Côté liberté : pour Élisabeth Badinter, Najat Vallaud-Belkacem, Aurélie Filipetti, Bruno Julliard, “Au XXIè siècle, la fondation d’une famille est l’expression d’une volonté, c’est à dire de la conjonction d’une liberté individuelle et d’un projet partagé. La venue au monde d’un enfant résulte de cette liberté et de ce projet. Encadrer la gestation pour autrui, c’est reconnaître que cette liberté et ce projet ne s’arrêtent pas aux frontières biologiques” (Le Monde, 13/12/2010). Au nom de la liberté de fonder une famille, il faudrait légaliser la GPA.

En outre, comme toute femme, chaque mère porteuse “serait libre de disposer de son corps”.

Côté égalité : “Pour les couples infertiles, la loi française entraîne une inégalité de soins puisqu’une forme d’infertilité n’est pas soignée (l’infertilité utérine)” (CLARA, audition du 22 mars 2011 au Sénat). Pour la ministre du droit des femmes, Najat Vallaud- Belkacem, la GPA peut être un “instrument supplémentaire au service de la lutte contre l’infertilité” (Terra nova, le 16/01/2010). Au nom de l’égalité entre les femmes (face à la procréation), il faudrait légaliser la GPA.

Côté générosité, Vallaud-Belkacem poursuit : les anti-GPA “ignorent par-dessus tout la part d’humanité et de liberté éminente qu’il y a incontestablement dans cet acte de générosité. [...] Celles qui témoignent avancent des motifs altruistes [...]. Badinter et Théry prennent la relève : “les gestatrices, leurs maris et leurs enfants partagent avec le couple des futurs parents une aventure humaine non seulement respectueuse des droits, mais créatrice de relations intenses” (Le Monde, 19/12/2012).

Côté mère : “Ce n’est pas le fait de porter un enfant qui fait d’une femme la mère de cet enfant, mais le fait de le vouloir, de s’engager à l’élever et de s’y préparer” (Badinter et Cie, Le Monde, 13/12/2010).

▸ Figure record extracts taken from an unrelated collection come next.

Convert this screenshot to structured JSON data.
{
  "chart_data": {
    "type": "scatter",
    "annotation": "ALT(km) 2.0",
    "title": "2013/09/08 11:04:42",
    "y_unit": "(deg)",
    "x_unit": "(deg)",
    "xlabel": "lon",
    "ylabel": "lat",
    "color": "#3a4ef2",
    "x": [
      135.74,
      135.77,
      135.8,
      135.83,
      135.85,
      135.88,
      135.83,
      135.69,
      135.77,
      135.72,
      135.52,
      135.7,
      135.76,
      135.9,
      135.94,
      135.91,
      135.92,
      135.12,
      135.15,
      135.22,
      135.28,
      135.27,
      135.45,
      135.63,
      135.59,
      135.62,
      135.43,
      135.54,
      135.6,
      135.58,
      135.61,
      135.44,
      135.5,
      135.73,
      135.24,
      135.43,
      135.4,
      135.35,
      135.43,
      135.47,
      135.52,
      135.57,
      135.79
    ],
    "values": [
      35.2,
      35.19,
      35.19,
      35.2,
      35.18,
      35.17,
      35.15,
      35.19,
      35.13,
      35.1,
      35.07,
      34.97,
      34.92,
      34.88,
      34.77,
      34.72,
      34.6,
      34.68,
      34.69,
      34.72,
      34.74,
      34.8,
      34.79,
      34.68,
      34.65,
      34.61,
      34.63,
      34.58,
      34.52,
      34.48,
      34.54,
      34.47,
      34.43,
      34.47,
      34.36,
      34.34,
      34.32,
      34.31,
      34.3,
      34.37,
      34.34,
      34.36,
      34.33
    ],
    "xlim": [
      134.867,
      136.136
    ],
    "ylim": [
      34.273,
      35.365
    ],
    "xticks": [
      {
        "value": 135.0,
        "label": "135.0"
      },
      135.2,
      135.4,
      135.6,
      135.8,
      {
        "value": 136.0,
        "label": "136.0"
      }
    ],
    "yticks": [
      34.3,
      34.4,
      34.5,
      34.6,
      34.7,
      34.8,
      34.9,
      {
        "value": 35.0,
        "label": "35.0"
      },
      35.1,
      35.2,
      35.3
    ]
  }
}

Au nom de la générosité, de l’épanouissement de la femme, de l’altruisme, du don de soi, de la diversité des femmes dans leur relation à l’enfant, il faudrait légaliser la GPA.


Procréation Médicale Assistée, pour qui  ? Pour quoi  ?

Ce mode de procréation est défini dans le code de la santé : “L’assistance médicale à la procréation s’entend des pratiques cliniques et biologiques permettant la conception in vitro, la conservation des gamètes, des tissus germinaux et des embryons, le transfert d’embryons et l’insémination artificielle”.

Cette aide à la procréation se décline de deux grandes façons. La première méthode consiste en une introduction artificielle de sperme dans la cavité utérine de la femme (après sélection, par exemple, des spermatozoïdes normaux). La fécondation a donc lieu in vivo. Dans cette technique, l’insémination artificielle (IA), le sperme provient du conjoint (IAC) ou d’un donneur anonyme (IAD). Dans la deuxième méthode, après ponction de follicule d’une femme et recueil du sperme d’un homme, la fécondation a lieu in vitro. L’embryon formé à partir de l’ovocyte fécondé est déposé dans la cavité utérine de la femme 6 à 7 jours après la fécondation.

Les procédés utilisés doivent respecter “des principes fondamentaux de la bioéthique” (définis dans le Code civil). En outre, la loi précise les conditions d’application de la PMA : “L’assistance médicale à la procréation a pour objet de remédier à l’infertilité d’un couple ou d’éviter la transmission à l’enfant ou à un membre du couple d’une maladie d’une particulière gravité” (Article L2141-2). Ainsi, ces deux formes de PMA sont interdites aux femmes célibataires ou homosexuelles. Elles sont réservées aux femmes hétérosexuelles mariées, pacsées ou vivant en concubinage, dont le couple souffre de stérilité ou de risque de transmission de maladies graves. [ndlr : l’article a été écrit en 2013, la loi a été modifiée en 2021]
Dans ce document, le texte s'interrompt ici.